“我记得你说小时候我送过你一个莲花台灯座,白玉的,你一直留着,我翻到这个珠子的时候就想到了你,珍贵,明亮,但易碎,需要人好好爱惜,安在莲花台上也正好。”
“妻主,你还记得。”魏言殊握住任颂章的手,铃铛轻响,拨弄的是两个人的心弦。
任颂章主动亲了他一下:“傻子,我怎么会舍得冷落你,往后不许胡思乱想了。”
魏言殊突然就委屈到心,双眼通红,泪水无声而下。
任颂章把皮绳彻底抽下来变成皮鞭,突然压住他掐了他的脖子,任他眼泪横流,邪恶一笑:“这样的装备可多来几套,我喜欢。”
魏言殊眸光颤动,心潮澎湃不能自已,注定又是一个不眠夜。
两人终究没宿在书房,后半夜的时候回了揽霞居。
任颂章待魏言殊如旧,两厢情好并不生分,他这几日的烦闷愁绪一扫而空,整个人神采奕奕。
“在想什么?”任颂章从身后将下巴搁到他肩膀上。
魏言殊一愣,耳朵突然就红了,轻咳一声:“没,没想什么。”
任颂章笑的不怀好意,勾过他的下巴让他看向自已,问道:“以我对你的了解,你可不是孟浪的人,后面必定有高人指点吧?”

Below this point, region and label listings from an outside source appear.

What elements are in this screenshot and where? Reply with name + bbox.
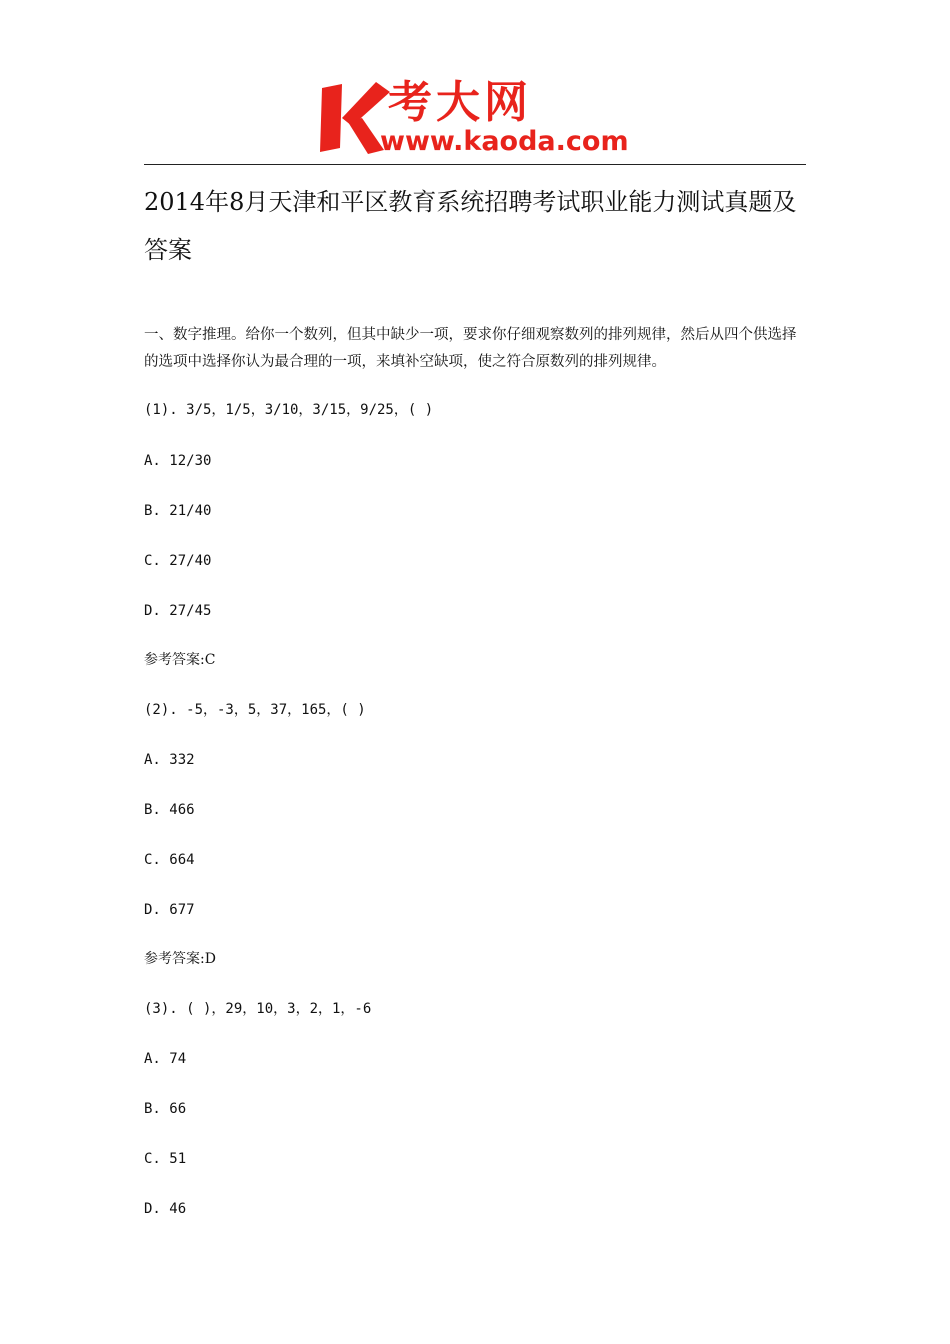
- question-2-option-b: B. 466: [144, 802, 195, 818]
- question-1-option-b: B. 21/40: [144, 503, 212, 519]
- question-1-option-a: A. 12/30: [144, 453, 212, 469]
- logo-chinese-name: 考大网: [388, 77, 532, 128]
- question-3-option-c: C. 51: [144, 1151, 187, 1167]
- question-2-stem: (2). -5，-3，5，37，165，( ): [144, 702, 366, 718]
- question-2-option-a: A. 332: [144, 752, 195, 768]
- question-3-stem: (3). ( )，29，10，3，2，1，-6: [144, 1001, 372, 1017]
- question-3-option-d: D. 46: [144, 1201, 187, 1217]
- document-title: 2014年8月天津和平区教育系统招聘考试职业能力测试真题及答案: [144, 188, 797, 264]
- question-1-option-c: C. 27/40: [144, 553, 212, 569]
- question-1-option-d: D. 27/45: [144, 603, 212, 619]
- question-1-answer: 参考答案:C: [144, 652, 216, 668]
- logo-url: www.kaoda.com: [380, 126, 629, 157]
- question-2-option-c: C. 664: [144, 852, 195, 868]
- question-2-option-d: D. 677: [144, 902, 195, 918]
- question-3-option-a: A. 74: [144, 1051, 187, 1067]
- question-2-answer: 参考答案:D: [144, 951, 216, 967]
- question-3-option-b: B. 66: [144, 1101, 187, 1117]
- header-divider: [144, 164, 806, 165]
- section-intro: 一、数字推理。给你一个数列，但其中缺少一项，要求你仔细观察数列的排列规律，然后从四个供选择的选项中选择你认为最合理的一项，来填补空缺项，使之符合原数列的排列规律。: [144, 327, 797, 370]
- question-1-stem: (1). 3/5，1/5，3/10，3/15，9/25，( ): [144, 402, 434, 418]
- kaoda-logo: [318, 78, 640, 160]
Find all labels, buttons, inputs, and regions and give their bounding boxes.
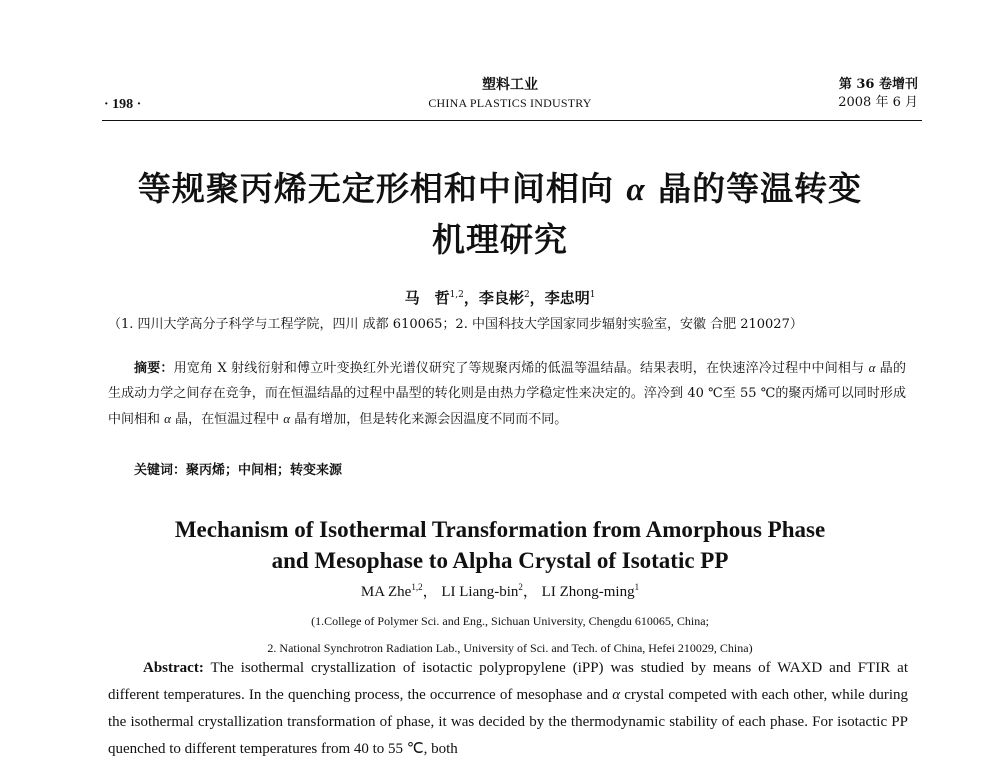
abstract-en-label: Abstract: [143,660,204,676]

魏言殊目光闪烁,其实收到那些礼物的时候,他也是十分震惊。
张承安出身名门,母亲更是皇族翁主,真是想破脑袋也想不到他竟有这般操作。
“我……”魏言殊实在羞涩,支支吾吾也不会撒谎。
任颂章若有所思道:“我听说,今天张公子来了,你们兄弟那么要好,应该说了不少体已话吧,我猜定是他……”
“妻主别说了!”魏言殊猛的回身将任颂章扑倒,死死捂住她的嘴,满面羞赧。
任颂章笑弯了一双眼,眸光多情荡漾,看的魏言殊别开了脸。
任颂章抓了他的手在掌心一吻:“别害羞,我很喜欢。”
魏言殊闻言更羞涩了,他闷声不说话。
任颂章将双手垫到脑后:“可惜呀,也看不了几日我便要北上了。”
提起这个,魏言殊立刻过去温柔抱住任颂章,沉声道:“殿下此去,得多少日子能回来?”
任颂章道:“若北境无事,再算上来回路上的时间,最快也要四月中,若北境不太平,就不一定了。”
魏言殊沉默片刻,道:“侍身想跟妻主一起去。”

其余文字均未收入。